West shook his head, like he was trying to shake that idea into some kind of order. Clover couldn’t wrap her own head around it.

“Never mind that right now. Bridget, are you sure you want to go back?”

“Yes.”

“You don’t even know what your death date is now. We’ve changed the future.”

“It’s not right for me to stay just because I’m scared.”

“I know you miss your father,” West said. “But he wouldn’t want you dead.”

“It’s not that.”

“Then what?”

“If I go back and tell them that you’re dead, Bennett won’t try whatever it was he was going to do to me again.” Everyone else stayed silent, like they were holding their collective breath. “And if he’s looking for you, he’ll stop.”

“I don’t want you to go,” West said, his voice barely above a whisper.

“It’s the only way. This place is too important. The Freaks are too important. And Jude is right. We have to have some people on the inside.”

“It doesn’t have to be you,” West said.

“Who else?”

West just grunted, turned to Clover, and lifted his eyebrows. “And what about you? What’s your big announcement?”

Clover wished she’d gone first. “I want to go back, too.”

West left the restaurant. Bridget reached for him, but he brushed past her.

The awkward silence West left behind was thick, and Clover
escaped it by following her brother, Mango padding alongside her.

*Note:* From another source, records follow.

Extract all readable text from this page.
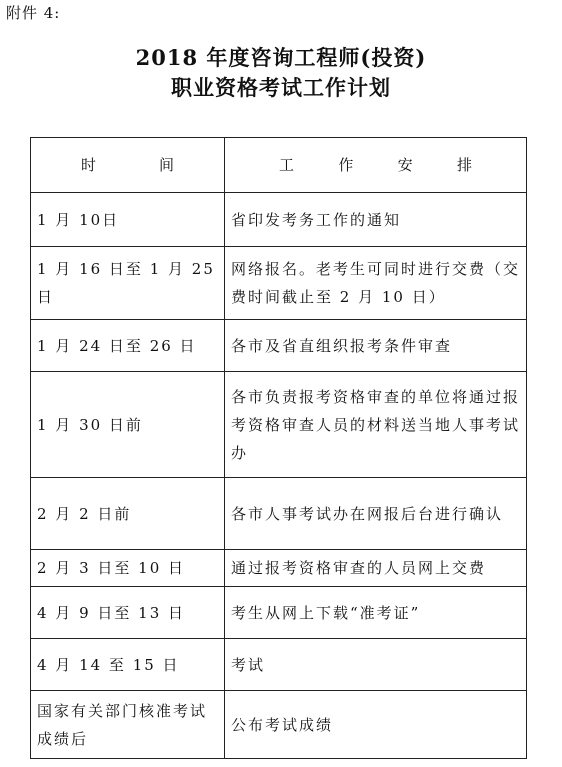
附件 4:
2018 年度咨询工程师(投资)
职业资格考试工作计划
时 间	工 作 安 排

1 月 10日	省印发考务工作的通知
1 月 16 日至 1 月 25 日	网络报名。老考生可同时进行交费（交费时间截止至 2 月 10 日）
1 月 24 日至 26 日	各市及省直组织报考条件审查
1 月 30 日前	各市负责报考资格审查的单位将通过报考资格审查人员的材料送当地人事考试办
2 月 2 日前	各市人事考试办在网报后台进行确认
2 月 3 日至 10 日	通过报考资格审查的人员网上交费
4 月 9 日至 13 日	考生从网上下载“准考证”
4 月 14 至 15 日	考试
国家有关部门核准考试成绩后	公布考试成绩
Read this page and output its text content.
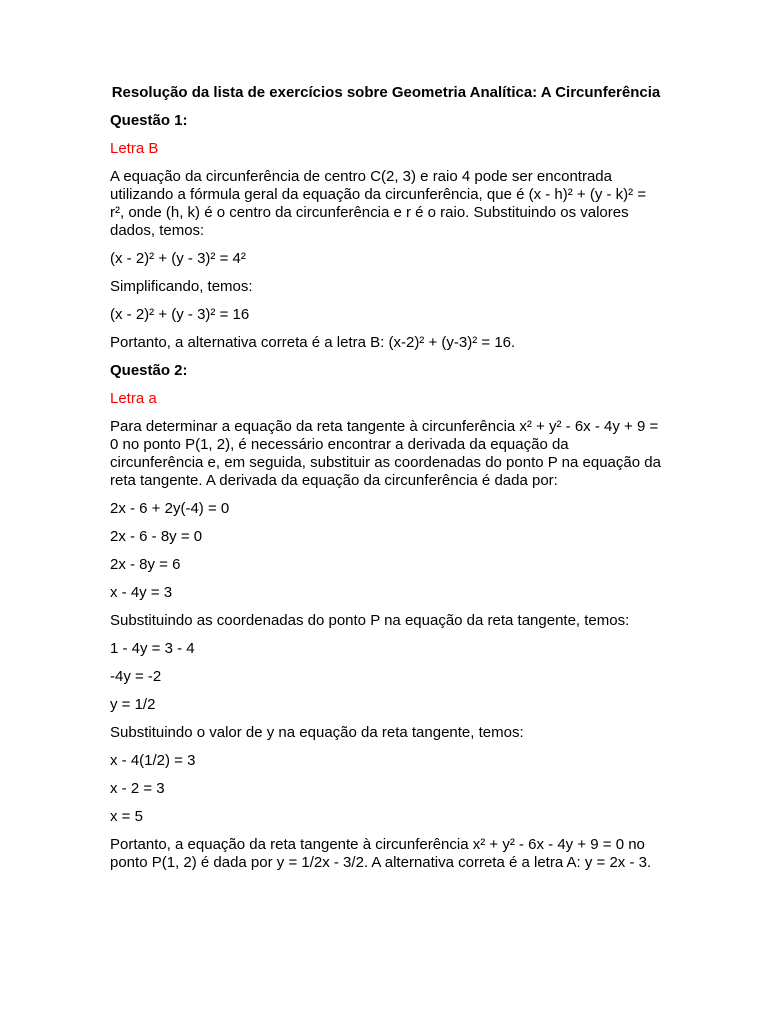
Resolução da lista de exercícios sobre Geometria Analítica: A Circunferência
Questão 1:
Letra B
A equação da circunferência de centro C(2, 3) e raio 4 pode ser encontrada utilizando a fórmula geral da equação da circunferência, que é (x - h)² + (y - k)² = r², onde (h, k) é o centro da circunferência e r é o raio. Substituindo os valores dados, temos:
(x - 2)² + (y - 3)² = 4²
Simplificando, temos:
(x - 2)² + (y - 3)² = 16
Portanto, a alternativa correta é a letra B: (x-2)² + (y-3)² = 16.
Questão 2:
Letra a
Para determinar a equação da reta tangente à circunferência x² + y² - 6x - 4y + 9 = 0 no ponto P(1, 2), é necessário encontrar a derivada da equação da circunferência e, em seguida, substituir as coordenadas do ponto P na equação da reta tangente. A derivada da equação da circunferência é dada por:
2x - 6 + 2y(-4) = 0
2x - 6 - 8y = 0
2x - 8y = 6
x - 4y = 3
Substituindo as coordenadas do ponto P na equação da reta tangente, temos:
1 - 4y = 3 - 4
-4y = -2
y = 1/2
Substituindo o valor de y na equação da reta tangente, temos:
x - 4(1/2) = 3
x - 2 = 3
x = 5
Portanto, a equação da reta tangente à circunferência x² + y² - 6x - 4y + 9 = 0 no ponto P(1, 2) é dada por y = 1/2x - 3/2. A alternativa correta é a letra A: y = 2x - 3.
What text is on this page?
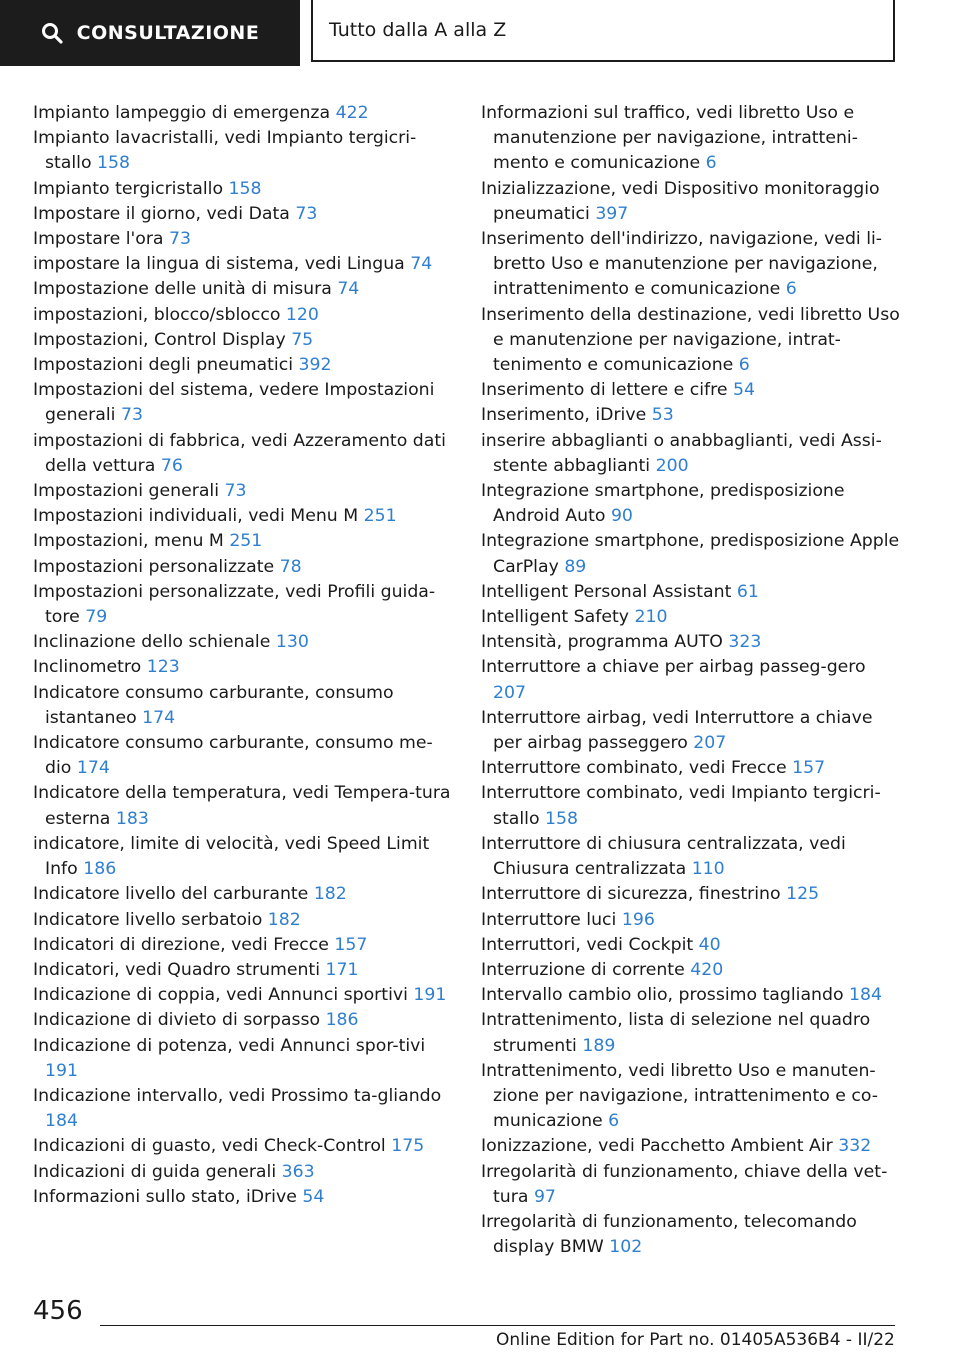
CONSULTAZIONE	Tutto dalla A alla Z

Impianto lampeggio di emergenza 422

Impianto lavacristalli, vedi Impianto tergicri-stallo 158

Impianto tergicristallo 158

Impostare il giorno, vedi Data 73

Impostare l'ora 73

impostare la lingua di sistema, vedi Lingua 74

Impostazione delle unità di misura 74

impostazioni, blocco/sblocco 120

Impostazioni, Control Display 75

Impostazioni degli pneumatici 392

Impostazioni del sistema, vedere Impostazioni generali 73

impostazioni di fabbrica, vedi Azzeramento dati della vettura 76

Impostazioni generali 73

Impostazioni individuali, vedi Menu M 251

Impostazioni, menu M 251

Impostazioni personalizzate 78

Impostazioni personalizzate, vedi Profili guida-tore 79

Inclinazione dello schienale 130

Inclinometro 123

Indicatore consumo carburante, consumo istantaneo 174

Indicatore consumo carburante, consumo me-dio 174

Indicatore della temperatura, vedi Tempera-tura esterna 183

indicatore, limite di velocità, vedi Speed Limit Info 186

Indicatore livello del carburante 182

Indicatore livello serbatoio 182

Indicatori di direzione, vedi Frecce 157

Indicatori, vedi Quadro strumenti 171

Indicazione di coppia, vedi Annunci sportivi 191

Indicazione di divieto di sorpasso 186

Indicazione di potenza, vedi Annunci spor-tivi 191

Indicazione intervallo, vedi Prossimo ta-gliando 184

Indicazioni di guasto, vedi Check-Control 175

Indicazioni di guida generali 363

Informazioni sullo stato, iDrive 54

Informazioni sul traffico, vedi libretto Uso e manutenzione per navigazione, intratteni-mento e comunicazione 6

Inizializzazione, vedi Dispositivo monitoraggio pneumatici 397

Inserimento dell'indirizzo, navigazione, vedi li-bretto Uso e manutenzione per navigazione, intrattenimento e comunicazione 6

Inserimento della destinazione, vedi libretto Uso e manutenzione per navigazione, intrat-tenimento e comunicazione 6

Inserimento di lettere e cifre 54

Inserimento, iDrive 53

inserire abbaglianti o anabbaglianti, vedi Assi-stente abbaglianti 200

Integrazione smartphone, predisposizione Android Auto 90

Integrazione smartphone, predisposizione Apple CarPlay 89

Intelligent Personal Assistant 61

Intelligent Safety 210

Intensità, programma AUTO 323

Interruttore a chiave per airbag passeg-gero 207

Interruttore airbag, vedi Interruttore a chiave per airbag passeggero 207

Interruttore combinato, vedi Frecce 157

Interruttore combinato, vedi Impianto tergicri-stallo 158

Interruttore di chiusura centralizzata, vedi Chiusura centralizzata 110

Interruttore di sicurezza, finestrino 125

Interruttore luci 196

Interruttori, vedi Cockpit 40

Interruzione di corrente 420

Intervallo cambio olio, prossimo tagliando 184

Intrattenimento, lista di selezione nel quadro strumenti 189

Intrattenimento, vedi libretto Uso e manuten-zione per navigazione, intrattenimento e co-municazione 6

Ionizzazione, vedi Pacchetto Ambient Air 332

Irregolarità di funzionamento, chiave della vet-tura 97

Irregolarità di funzionamento, telecomando display BMW 102

456
Online Edition for Part no. 01405A536B4 - II/22
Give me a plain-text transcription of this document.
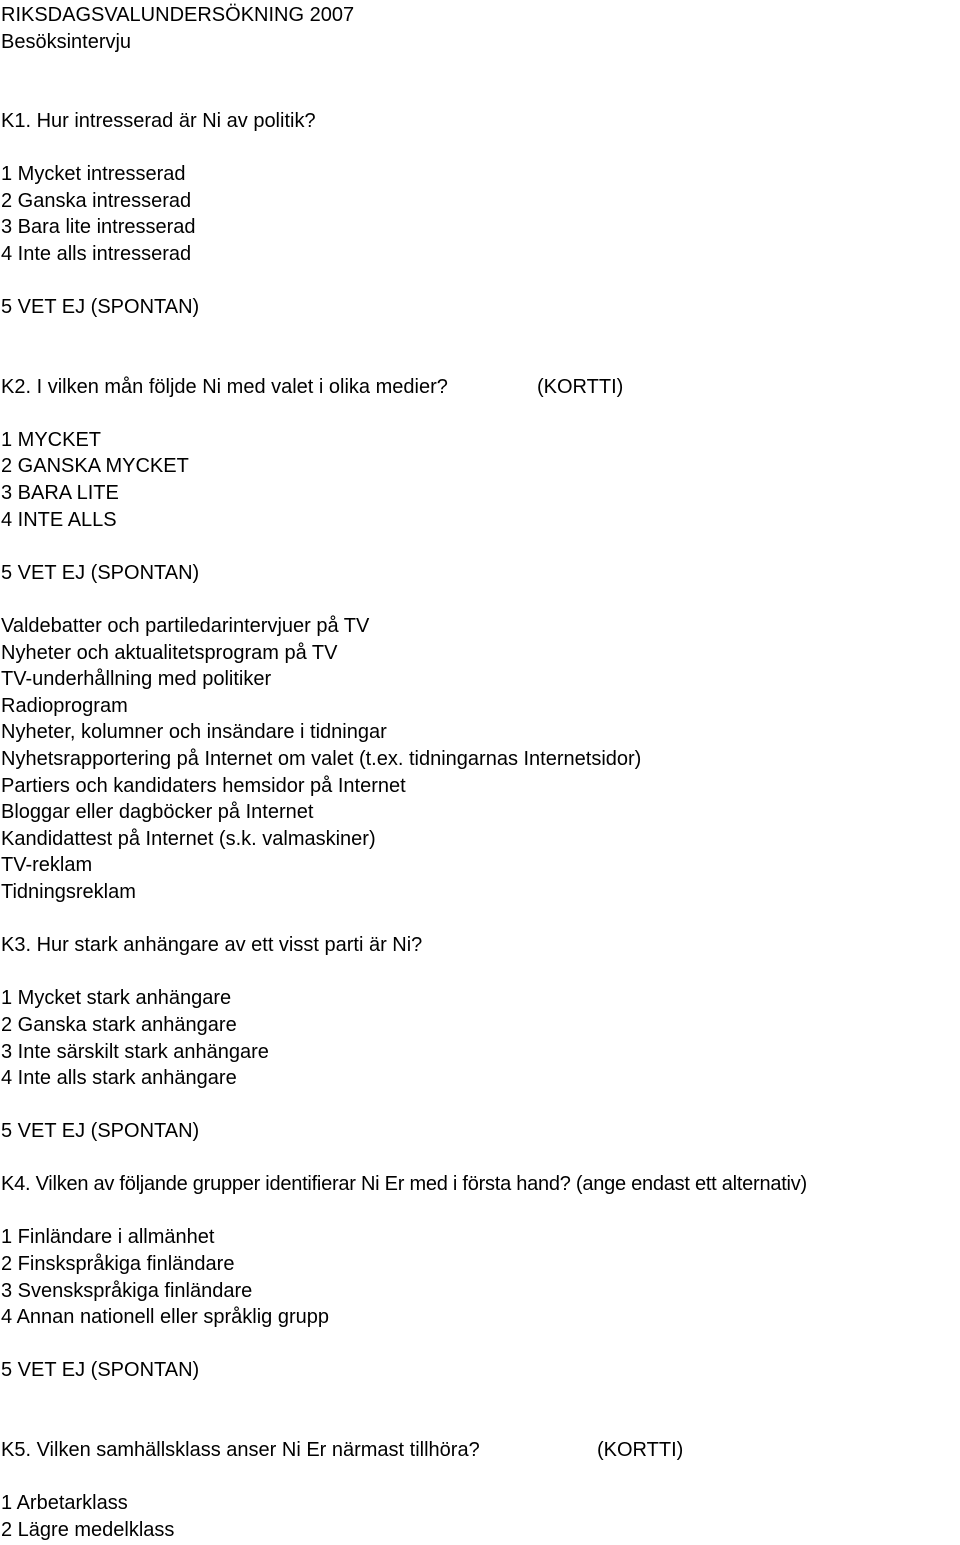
RIKSDAGSVALUNDERSÖKNING 2007
Besöksintervju
K1. Hur intresserad är Ni av politik?
1 Mycket intresserad
2 Ganska intresserad
3 Bara lite intresserad
4 Inte alls intresserad
5 VET EJ (SPONTAN)
K2. I vilken mån följde Ni med valet i olika medier?	(KORTTI)
1 MYCKET
2 GANSKA MYCKET
3 BARA LITE
4 INTE ALLS
5 VET EJ (SPONTAN)
Valdebatter och partiledarintervjuer på TV
Nyheter och aktualitetsprogram på TV
TV-underhållning med politiker
Radioprogram
Nyheter, kolumner och insändare i tidningar
Nyhetsrapportering på Internet om valet (t.ex. tidningarnas Internetsidor)
Partiers och kandidaters hemsidor på Internet
Bloggar eller dagböcker på Internet
Kandidattest på Internet (s.k. valmaskiner)
TV-reklam
Tidningsreklam
K3. Hur stark anhängare av ett visst parti är Ni?
1 Mycket stark anhängare
2 Ganska stark anhängare
3 Inte särskilt stark anhängare
4 Inte alls stark anhängare
5 VET EJ (SPONTAN)
K4. Vilken av följande grupper identifierar Ni Er med i första hand? (ange endast ett alternativ)
1 Finländare i allmänhet
2 Finskspråkiga finländare
3 Svenskspråkiga finländare
4 Annan nationell eller språklig grupp
5 VET EJ (SPONTAN)
K5. Vilken samhällsklass anser Ni Er närmast tillhöra?	(KORTTI)
1 Arbetarklass
2 Lägre medelklass
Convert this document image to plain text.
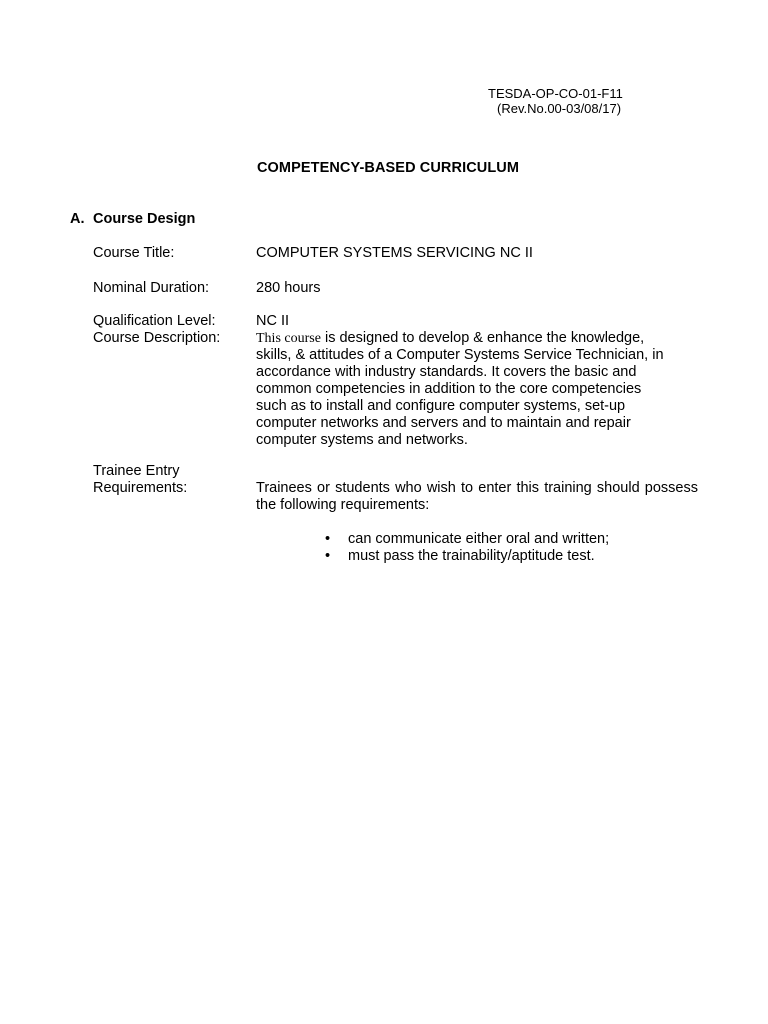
TESDA-OP-CO-01-F11
(Rev.No.00-03/08/17)
COMPETENCY-BASED CURRICULUM
A. Course Design
Course Title:	COMPUTER SYSTEMS SERVICING NC II
Nominal Duration:	280 hours
Qualification Level:	NC II
Course Description:	This course is designed to develop & enhance the knowledge,
skills, & attitudes of a Computer Systems Service Technician, in
accordance with industry standards. It covers the basic and
common competencies in addition to the core competencies
such as to install and configure computer systems, set-up
computer networks and servers and to maintain and repair
computer systems and networks.
Trainee Entry
Requirements:	Trainees or students who wish to enter this training should possess the following requirements:
• can communicate either oral and written;
• must pass the trainability/aptitude test.
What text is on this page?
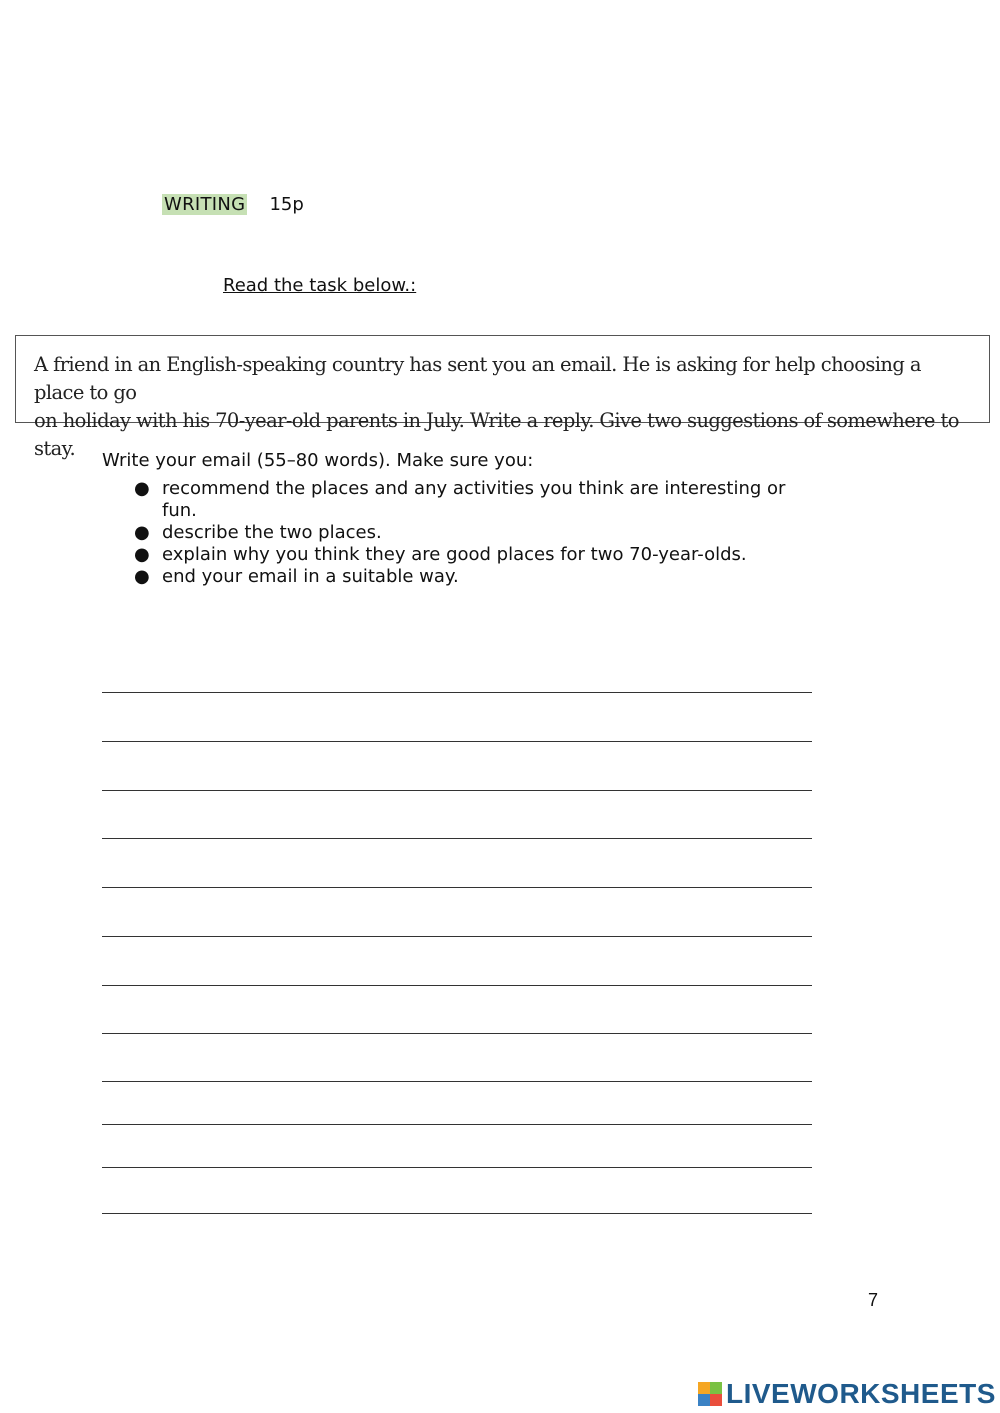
WRITING 15p
Read the task below.:
A friend in an English-speaking country has sent you an email. He is asking for help choosing a place to go
on holiday with his 70-year-old parents in July. Write a reply. Give two suggestions of somewhere to stay.
Write your email (55–80 words). Make sure you:
● recommend the places and any activities you think are interesting or fun.
● describe the two places.
● explain why you think they are good places for two 70-year-olds.
● end your email in a suitable way.
7
LIVEWORKSHEETS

She had to run to catch up to him. “Wait. West, wait for me.”

“This isn’t fair,” he said, turning to look at her. “You can’t do this to me.”

“Do what?”

“You really want to go back and work for the Company? After all this?”

“No.”

“Then what? Move back to the Dinosaur? They won’t let you live in our house alone, or with Mrs. Finch. She’s still too frail.”

“I know that. All of that. The safest place for me is the Academy.”

“How do you plan to swing that?”

“I wasn’t sure until now.” Clover remembered what Jude had said to her earlier. “Kingston will let me in if I bring his daughter to him.”

“Why? Why is this so important to you?”

“We need what he left us at the library in the city. And on the other side of the portal.”

“You can’t travel through the portal if you’re in the city.”